What Public Wi-Fi Actually Does to Your Data
Public networks at gas stations, coffee shops, and hotel lobbies typically lack encryption at the network level. That means data traveling between your device and the internet - login credentials, payment information, browsing activity - can potentially be observed by other parties on the same network. This is not a theoretical threat. Techniques such as packet sniffing allow someone with basic tools and access to the same network to intercept unencrypted traffic. Even without active interception, your internet service provider can monitor the sites you visit and the data you transmit unless that information is encrypted before it leaves your device.
The risk scales with how much you do online while traveling. Checking a bank balance on airport Wi-Fi, logging into work systems at a hotel, or submitting personal details through a form at a roadside diner all carry real exposure if the connection is unprotected.

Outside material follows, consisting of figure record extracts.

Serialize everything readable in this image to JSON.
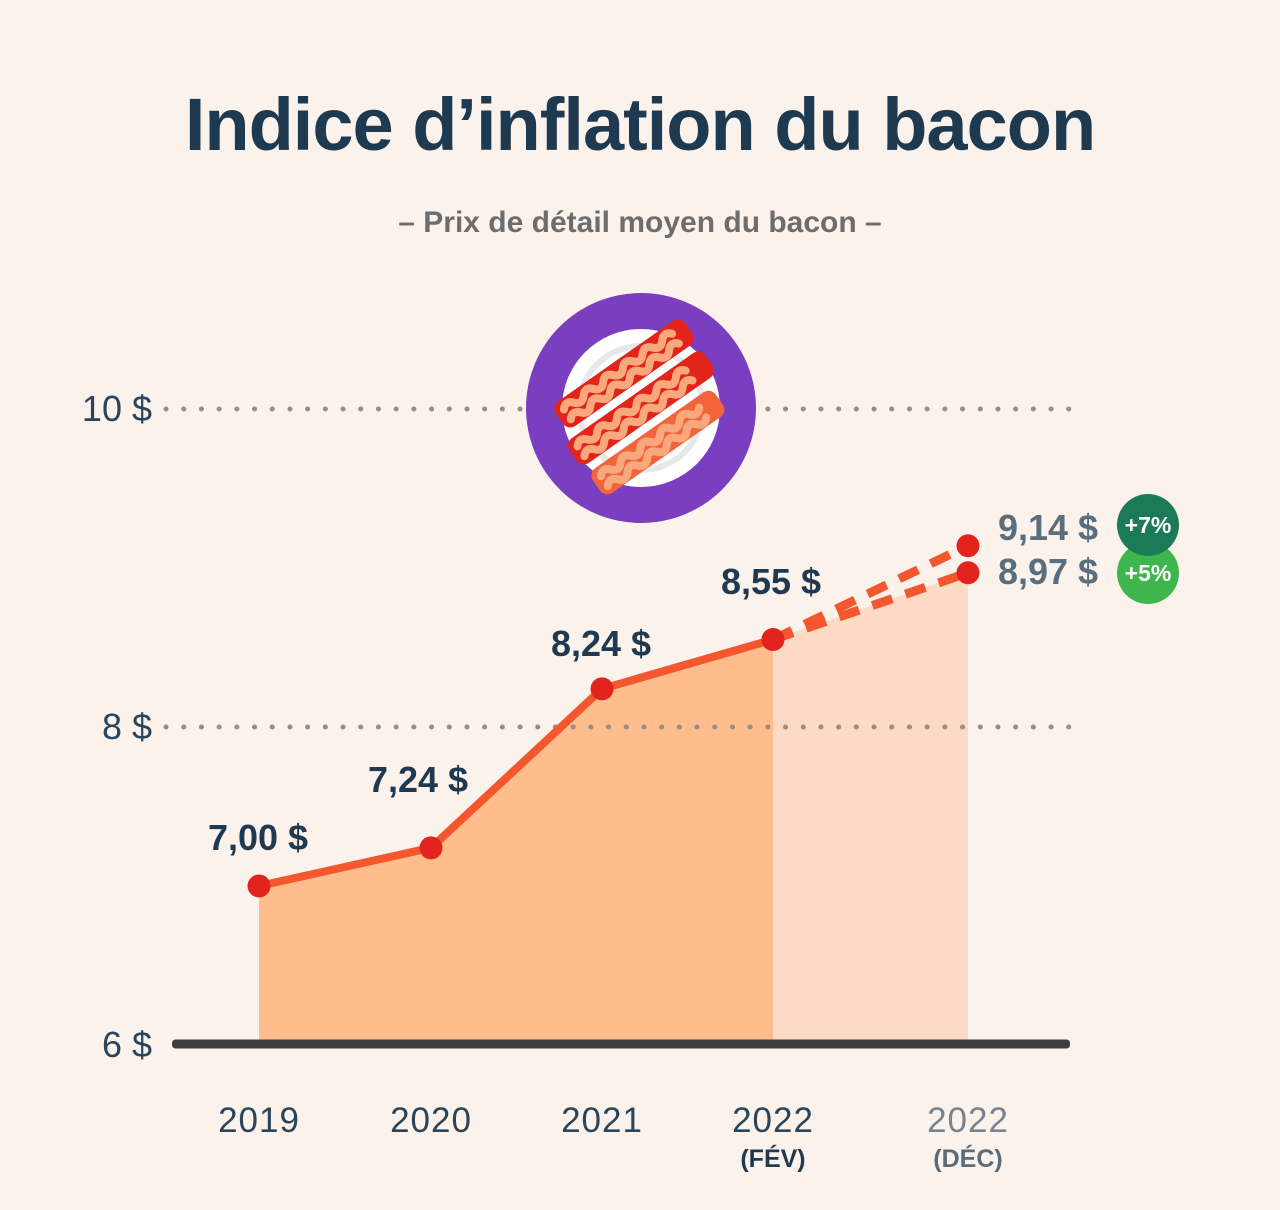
{
  "header": {
    "title": "Indice d’inflation du bacon",
    "subtitle": "– Prix de détail moyen du bacon –"
  },
  "icons": {
    "bacon_plate": "plate-with-bacon-strips-in-purple-ring"
  },
  "chart_data": {
    "type": "line",
    "title": "Indice d’inflation du bacon",
    "subtitle": "– Prix de détail moyen du bacon –",
    "unit": "$ CAD",
    "legend": "none",
    "grid": "dotted-horizontal",
    "x_categories": [
      "2019",
      "2020",
      "2021",
      "2022 (FÉV)",
      "2022 (DÉC)"
    ],
    "x_tick_labels": [
      {
        "year": "2019",
        "sub": ""
      },
      {
        "year": "2020",
        "sub": ""
      },
      {
        "year": "2021",
        "sub": ""
      },
      {
        "year": "2022",
        "sub": "(FÉV)"
      },
      {
        "year": "2022",
        "sub": "(DÉC)"
      }
    ],
    "y_ticks": [
      {
        "value": 10,
        "label": "10 $"
      },
      {
        "value": 8,
        "label": "8 $"
      },
      {
        "value": 6,
        "label": "6 $"
      }
    ],
    "ylim": [
      6,
      10.6
    ],
    "series": [
      {
        "name": "prix-reel",
        "line_style": "solid",
        "x_idx": [
          0,
          1,
          2,
          3
        ],
        "values": [
          7.0,
          7.24,
          8.24,
          8.55
        ],
        "point_labels": [
          "7,00 $",
          "7,24 $",
          "8,24 $",
          "8,55 $"
        ]
      },
      {
        "name": "projection-plus-7",
        "line_style": "dashed",
        "x_idx": [
          3,
          4
        ],
        "values": [
          8.55,
          9.14
        ],
        "end_label": "9,14 $",
        "badge": "+7%",
        "badge_color": "#1B7A58"
      },
      {
        "name": "projection-plus-5",
        "line_style": "dashed",
        "x_idx": [
          3,
          4
        ],
        "values": [
          8.55,
          8.97
        ],
        "end_label": "8,97 $",
        "badge": "+5%",
        "badge_color": "#3EB54D"
      }
    ],
    "colors": {
      "background": "#FBF2EC",
      "line": "#F4572E",
      "point": "#E2231E",
      "area_solid": "#FFBC8C",
      "area_projection": "#FDDAC5",
      "grid_dot": "#978D87",
      "axis": "#3E3E3E",
      "title_text": "#1E3A50",
      "subtitle_text": "#6D6D6D",
      "value_label": "#1F3A50",
      "projection_label": "#5A6E7D",
      "icon_ring": "#7A3EC1",
      "badge_dark_green": "#1B7A58",
      "badge_light_green": "#3EB54D"
    }
  }
}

How a VPN Addresses the Problem
A virtual private network - commonly called a VPN - works by encrypting your internet traffic before it leaves your device and routing it through a secure server. To anyone monitoring the local network, your activity appears as a stream of unreadable encrypted data rather than identifiable requests. Your ISP sees only that you are connected to a VPN server, not what you are doing. This is the fundamental value of the technology for travelers: it insulates your data from the vulnerabilities of whatever network you happen to be using.

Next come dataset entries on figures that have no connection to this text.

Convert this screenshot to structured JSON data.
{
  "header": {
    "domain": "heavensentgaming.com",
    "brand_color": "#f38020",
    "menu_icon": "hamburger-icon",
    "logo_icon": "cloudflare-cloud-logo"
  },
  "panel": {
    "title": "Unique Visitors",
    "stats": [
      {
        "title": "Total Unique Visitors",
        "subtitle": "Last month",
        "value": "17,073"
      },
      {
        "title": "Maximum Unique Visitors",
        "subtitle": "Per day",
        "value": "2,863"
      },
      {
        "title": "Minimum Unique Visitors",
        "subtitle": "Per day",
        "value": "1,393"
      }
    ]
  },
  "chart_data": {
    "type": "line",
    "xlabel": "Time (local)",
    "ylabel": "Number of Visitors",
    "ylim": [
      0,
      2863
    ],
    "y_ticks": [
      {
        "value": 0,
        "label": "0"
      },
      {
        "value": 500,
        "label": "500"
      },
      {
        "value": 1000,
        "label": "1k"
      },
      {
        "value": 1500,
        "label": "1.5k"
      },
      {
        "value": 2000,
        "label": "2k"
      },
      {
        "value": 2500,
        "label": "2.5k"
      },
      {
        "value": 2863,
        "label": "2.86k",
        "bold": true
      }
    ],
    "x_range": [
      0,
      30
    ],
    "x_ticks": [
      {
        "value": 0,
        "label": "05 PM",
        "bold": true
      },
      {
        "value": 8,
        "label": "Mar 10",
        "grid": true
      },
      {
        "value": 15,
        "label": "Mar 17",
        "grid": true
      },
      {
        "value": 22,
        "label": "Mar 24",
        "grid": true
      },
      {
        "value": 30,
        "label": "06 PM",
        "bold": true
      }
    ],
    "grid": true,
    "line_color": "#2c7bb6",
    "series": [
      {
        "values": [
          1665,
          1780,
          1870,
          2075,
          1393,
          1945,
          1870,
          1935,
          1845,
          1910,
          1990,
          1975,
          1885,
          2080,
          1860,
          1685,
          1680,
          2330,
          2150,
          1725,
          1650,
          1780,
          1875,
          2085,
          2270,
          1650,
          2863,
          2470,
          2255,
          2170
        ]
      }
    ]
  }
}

Not all VPNs are equal in how they implement this. The quality of encryption standards, the independence of security audits, and the provider's data retention policies all vary considerably across the market. These distinctions matter more than marketing language about speed or simplicity.
Choosing the Right VPN for Travel Inside the United States
For domestic travel specifically, server coverage across U.S. states is a practical consideration that often goes overlooked. ExpressVPN is one of only a small number of providers that maintains servers in all 50 states - an advantage if you need to access location-sensitive services while moving around the country. It uses strong encryption protocols and has undergone multiple independent security audits, which places it among the more credible options in a market where unverified claims are common. Its current pricing starts at $2.79 per month, which represents a significant reduction from what the service cost roughly eighteen months ago and makes it competitive with providers that have historically undercut it on price.

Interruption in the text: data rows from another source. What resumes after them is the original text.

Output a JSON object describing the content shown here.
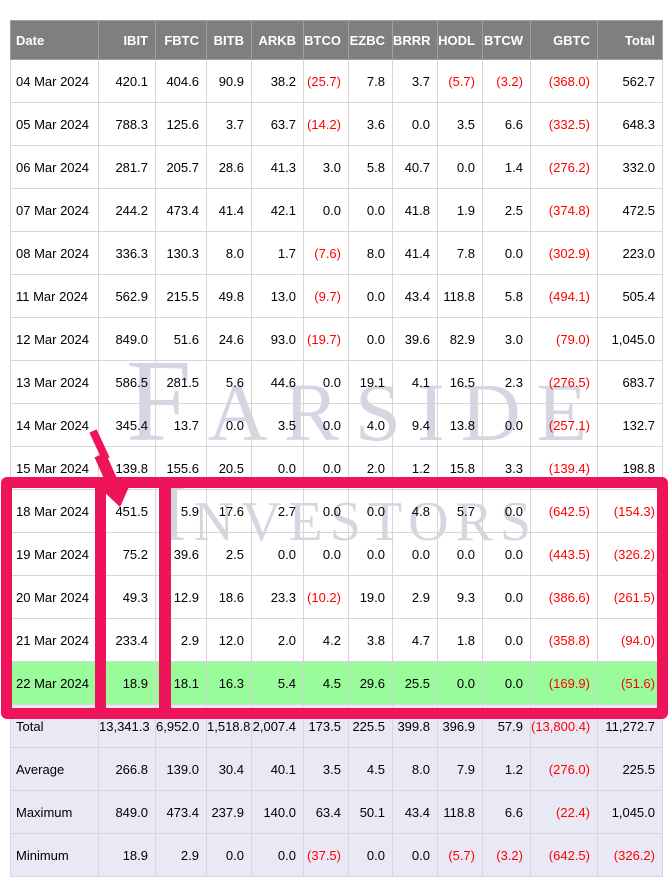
{
  "colors": {
    "header_bg": "#7f7f7f",
    "header_text": "#ffffff",
    "negative_value": "#ff0000",
    "body_text": "#000000",
    "grid_line": "#d6d6d6",
    "highlight_row_bg": "#99fb99",
    "summary_row_bg": "#e9e9f5",
    "annotation_pink": "#ed1459",
    "watermark": "#aab1c4"
  },
  "watermark": {
    "line1": "Farside",
    "line2": "Investors"
  },
  "table": {
    "columns": [
      "Date",
      "IBIT",
      "FBTC",
      "BITB",
      "ARKB",
      "BTCO",
      "EZBC",
      "BRRR",
      "HODL",
      "BTCW",
      "GBTC",
      "Total"
    ],
    "rows": [
      {
        "date": "04 Mar 2024",
        "values": [
          "420.1",
          "404.6",
          "90.9",
          "38.2",
          "(25.7)",
          "7.8",
          "3.7",
          "(5.7)",
          "(3.2)",
          "(368.0)",
          "562.7"
        ]
      },
      {
        "date": "05 Mar 2024",
        "values": [
          "788.3",
          "125.6",
          "3.7",
          "63.7",
          "(14.2)",
          "3.6",
          "0.0",
          "3.5",
          "6.6",
          "(332.5)",
          "648.3"
        ]
      },
      {
        "date": "06 Mar 2024",
        "values": [
          "281.7",
          "205.7",
          "28.6",
          "41.3",
          "3.0",
          "5.8",
          "40.7",
          "0.0",
          "1.4",
          "(276.2)",
          "332.0"
        ]
      },
      {
        "date": "07 Mar 2024",
        "values": [
          "244.2",
          "473.4",
          "41.4",
          "42.1",
          "0.0",
          "0.0",
          "41.8",
          "1.9",
          "2.5",
          "(374.8)",
          "472.5"
        ]
      },
      {
        "date": "08 Mar 2024",
        "values": [
          "336.3",
          "130.3",
          "8.0",
          "1.7",
          "(7.6)",
          "8.0",
          "41.4",
          "7.8",
          "0.0",
          "(302.9)",
          "223.0"
        ]
      },
      {
        "date": "11 Mar 2024",
        "values": [
          "562.9",
          "215.5",
          "49.8",
          "13.0",
          "(9.7)",
          "0.0",
          "43.4",
          "118.8",
          "5.8",
          "(494.1)",
          "505.4"
        ]
      },
      {
        "date": "12 Mar 2024",
        "values": [
          "849.0",
          "51.6",
          "24.6",
          "93.0",
          "(19.7)",
          "0.0",
          "39.6",
          "82.9",
          "3.0",
          "(79.0)",
          "1,045.0"
        ]
      },
      {
        "date": "13 Mar 2024",
        "values": [
          "586.5",
          "281.5",
          "5.6",
          "44.6",
          "0.0",
          "19.1",
          "4.1",
          "16.5",
          "2.3",
          "(276.5)",
          "683.7"
        ]
      },
      {
        "date": "14 Mar 2024",
        "values": [
          "345.4",
          "13.7",
          "0.0",
          "3.5",
          "0.0",
          "4.0",
          "9.4",
          "13.8",
          "0.0",
          "(257.1)",
          "132.7"
        ]
      },
      {
        "date": "15 Mar 2024",
        "values": [
          "139.8",
          "155.6",
          "20.5",
          "0.0",
          "0.0",
          "2.0",
          "1.2",
          "15.8",
          "3.3",
          "(139.4)",
          "198.8"
        ]
      },
      {
        "date": "18 Mar 2024",
        "values": [
          "451.5",
          "5.9",
          "17.6",
          "2.7",
          "0.0",
          "0.0",
          "4.8",
          "5.7",
          "0.0",
          "(642.5)",
          "(154.3)"
        ]
      },
      {
        "date": "19 Mar 2024",
        "values": [
          "75.2",
          "39.6",
          "2.5",
          "0.0",
          "0.0",
          "0.0",
          "0.0",
          "0.0",
          "0.0",
          "(443.5)",
          "(326.2)"
        ]
      },
      {
        "date": "20 Mar 2024",
        "values": [
          "49.3",
          "12.9",
          "18.6",
          "23.3",
          "(10.2)",
          "19.0",
          "2.9",
          "9.3",
          "0.0",
          "(386.6)",
          "(261.5)"
        ]
      },
      {
        "date": "21 Mar 2024",
        "values": [
          "233.4",
          "2.9",
          "12.0",
          "2.0",
          "4.2",
          "3.8",
          "4.7",
          "1.8",
          "0.0",
          "(358.8)",
          "(94.0)"
        ]
      },
      {
        "date": "22 Mar 2024",
        "highlight": true,
        "values": [
          "18.9",
          "18.1",
          "16.3",
          "5.4",
          "4.5",
          "29.6",
          "25.5",
          "0.0",
          "0.0",
          "(169.9)",
          "(51.6)"
        ]
      }
    ],
    "summary_rows": [
      {
        "label": "Total",
        "values": [
          "13,341.3",
          "6,952.0",
          "1,518.8",
          "2,007.4",
          "173.5",
          "225.5",
          "399.8",
          "396.9",
          "57.9",
          "(13,800.4)",
          "11,272.7"
        ]
      },
      {
        "label": "Average",
        "values": [
          "266.8",
          "139.0",
          "30.4",
          "40.1",
          "3.5",
          "4.5",
          "8.0",
          "7.9",
          "1.2",
          "(276.0)",
          "225.5"
        ]
      },
      {
        "label": "Maximum",
        "values": [
          "849.0",
          "473.4",
          "237.9",
          "140.0",
          "63.4",
          "50.1",
          "43.4",
          "118.8",
          "6.6",
          "(22.4)",
          "1,045.0"
        ]
      },
      {
        "label": "Minimum",
        "values": [
          "18.9",
          "2.9",
          "0.0",
          "0.0",
          "(37.5)",
          "0.0",
          "0.0",
          "(5.7)",
          "(3.2)",
          "(642.5)",
          "(326.2)"
        ]
      }
    ]
  }
}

NordVPN is a stronger choice if streaming video is the primary use case. In testing across services including Netflix, Disney+, and Prime Video, it has demonstrated consistent performance unlocking geo-restricted content. Proton VPN appeals to users for whom legal jurisdiction matters: the company is headquartered in Switzerland, which operates under strong privacy laws, and it supports port forwarding - a technical feature relevant to users who torrent files or need to run certain applications remotely.
ExpressVPN offers one capability neither of those providers matches as simply: Aircove, a physical router with VPN support built directly into the hardware. For travelers renting accommodation or setting up a temporary home network, this plug-and-play approach provides protection across every device on the network without requiring configuration on each individual device. With NordVPN or Proton, configuring a router-level VPN requires a more involved technical setup.
The Broader Habit Worth Building
Memorial Day weekend creates a concentrated window of elevated risk simply because of volume: more people traveling, more public networks in use, more devices connected in unfamiliar environments. But the underlying vulnerability exists year-round. Public Wi-Fi is a permanent feature of modern travel, and the habit of protecting your connection - through a VPN, through preferring HTTPS sites, through avoiding sensitive transactions on open networks - pays dividends well beyond a single holiday weekend. The technology is cheap enough and easy enough that the main obstacle is awareness, not access.